Attendees uniformly talked about the difficulties of accessing financing for new lodging projects and acquisitions. Small Business Administration lending is still active, but nearly all larger loans either come with prohibitively restrictive terms or just aren’t available. But unless the economy faces more volcanic shocks like it has in the past few weeks, most believe financing will loosen sometime during late next year or early 2010.
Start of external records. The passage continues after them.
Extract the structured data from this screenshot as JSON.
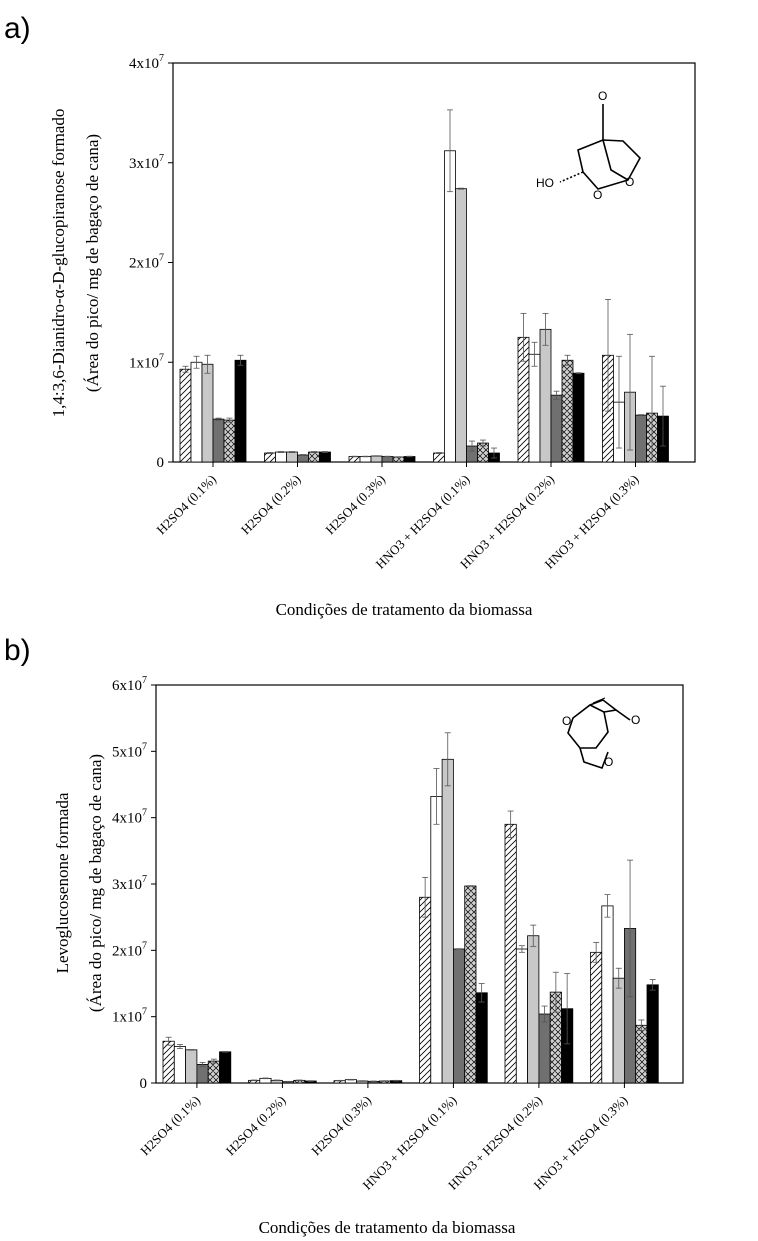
{
  "chart_data": [
    {
      "type": "bar",
      "panel_label": "a)",
      "ylabel_line1": "1,4:3,6-Dianidro-α-D-glucopiranose formado",
      "ylabel_line2": "(Área do pico/ mg de bagaço de cana)",
      "xlabel": "Condições de tratamento da biomassa",
      "ylim": [
        0,
        40000000
      ],
      "yticks": [
        {
          "value": 0,
          "label": "0"
        },
        {
          "value": 10000000,
          "label": "1x10",
          "exp": "7"
        },
        {
          "value": 20000000,
          "label": "2x10",
          "exp": "7"
        },
        {
          "value": 30000000,
          "label": "3x10",
          "exp": "7"
        },
        {
          "value": 40000000,
          "label": "4x10",
          "exp": "7"
        }
      ],
      "categories": [
        "H2SO4 (0.1%)",
        "H2SO4 (0.2%)",
        "H2SO4 (0.3%)",
        "HNO3 + H2SO4 (0.1%)",
        "HNO3 + H2SO4 (0.2%)",
        "HNO3 + H2SO4 (0.3%)"
      ],
      "series": [
        {
          "fill": "diagonal-hatch",
          "values": [
            9300000,
            900000,
            550000,
            900000,
            12500000,
            10700000
          ],
          "errors": [
            300000,
            50000,
            30000,
            50000,
            2400000,
            5600000
          ]
        },
        {
          "fill": "#ffffff",
          "values": [
            10000000,
            1000000,
            550000,
            31200000,
            10800000,
            6000000
          ],
          "errors": [
            600000,
            50000,
            30000,
            4100000,
            1200000,
            4600000
          ]
        },
        {
          "fill": "#c8c8c8",
          "values": [
            9800000,
            1000000,
            600000,
            27400000,
            13300000,
            7000000
          ],
          "errors": [
            900000,
            50000,
            30000,
            50000,
            1600000,
            5800000
          ]
        },
        {
          "fill": "#707070",
          "values": [
            4300000,
            700000,
            550000,
            1600000,
            6700000,
            4700000
          ],
          "errors": [
            100000,
            50000,
            30000,
            500000,
            400000,
            50000
          ]
        },
        {
          "fill": "cross-hatch",
          "values": [
            4200000,
            1000000,
            500000,
            1900000,
            10200000,
            4900000
          ],
          "errors": [
            200000,
            50000,
            30000,
            300000,
            500000,
            5700000
          ]
        },
        {
          "fill": "#000000",
          "values": [
            10200000,
            1000000,
            550000,
            900000,
            8900000,
            4600000
          ],
          "errors": [
            500000,
            50000,
            30000,
            500000,
            50000,
            3000000
          ]
        }
      ]
    },
    {
      "type": "bar",
      "panel_label": "b)",
      "ylabel_line1": "Levoglucosenone formada",
      "ylabel_line2": "(Área do pico/ mg de bagaço de cana)",
      "xlabel": "Condições de tratamento da biomassa",
      "ylim": [
        0,
        60000000
      ],
      "yticks": [
        {
          "value": 0,
          "label": "0"
        },
        {
          "value": 10000000,
          "label": "1x10",
          "exp": "7"
        },
        {
          "value": 20000000,
          "label": "2x10",
          "exp": "7"
        },
        {
          "value": 30000000,
          "label": "3x10",
          "exp": "7"
        },
        {
          "value": 40000000,
          "label": "4x10",
          "exp": "7"
        },
        {
          "value": 50000000,
          "label": "5x10",
          "exp": "7"
        },
        {
          "value": 60000000,
          "label": "6x10",
          "exp": "7"
        }
      ],
      "categories": [
        "H2SO4 (0.1%)",
        "H2SO4 (0.2%)",
        "H2SO4 (0.3%)",
        "HNO3 + H2SO4 (0.1%)",
        "HNO3 + H2SO4 (0.2%)",
        "HNO3 + H2SO4 (0.3%)"
      ],
      "series": [
        {
          "fill": "diagonal-hatch",
          "values": [
            6300000,
            400000,
            350000,
            28000000,
            39000000,
            19700000
          ],
          "errors": [
            600000,
            50000,
            50000,
            3000000,
            2000000,
            1500000
          ]
        },
        {
          "fill": "#ffffff",
          "values": [
            5500000,
            700000,
            500000,
            43200000,
            20200000,
            26700000
          ],
          "errors": [
            300000,
            50000,
            50000,
            4200000,
            500000,
            1700000
          ]
        },
        {
          "fill": "#c8c8c8",
          "values": [
            5000000,
            400000,
            300000,
            48800000,
            22200000,
            15800000
          ],
          "errors": [
            50000,
            50000,
            50000,
            4000000,
            1600000,
            1500000
          ]
        },
        {
          "fill": "#707070",
          "values": [
            2800000,
            200000,
            250000,
            20200000,
            10400000,
            23300000
          ],
          "errors": [
            300000,
            50000,
            50000,
            50000,
            1200000,
            10300000
          ]
        },
        {
          "fill": "cross-hatch",
          "values": [
            3300000,
            400000,
            300000,
            29700000,
            13700000,
            8700000
          ],
          "errors": [
            300000,
            50000,
            50000,
            50000,
            3000000,
            800000
          ]
        },
        {
          "fill": "#000000",
          "values": [
            4700000,
            300000,
            350000,
            13600000,
            11200000,
            14800000
          ],
          "errors": [
            50000,
            50000,
            50000,
            1400000,
            5300000,
            800000
          ]
        }
      ]
    }
  ],
  "molecules": {
    "a": {
      "label_o_top": "O",
      "label_ho": "HO",
      "label_o_left": "O",
      "label_o_right": "O"
    },
    "b": {
      "label_o_left": "O",
      "label_o_ketone": "O",
      "label_o_ring": "O"
    }
  }
}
“Financing is still out there, but it’s more expensive,” said Monty Bennett, president & CEO of Ashford Hospitality Trust. “The bailout plan under discussion in Washington would allow banks to start lending again, which would be good for our business. The question is how soon the lending could start once the bailout goes into effect.”

Bennett and others on a general session panel on Thursday morning agreed that the development pipeline is bound to slow, at least in certain segments, such as upscale and higher. Yet Steve Joyce, president & CEO of Choice Hotels, believes it’s a good time to build.

“It’s probably the best construction environment in 10 years,” said Joyce in an interview. “The costs of materials and land is down, reasonable contracts are available and labor is plentiful. And by building now, developers will be able to open properties as we hit the upturn.”

While many of Choice’s products can be built for less than $10 million and can get financed by local banks, the company is offering incentives to developers willing to buy the more-costly Cambria Suites brand as well as Choice’s extended-stay brands, Suburban and MainStay Suites.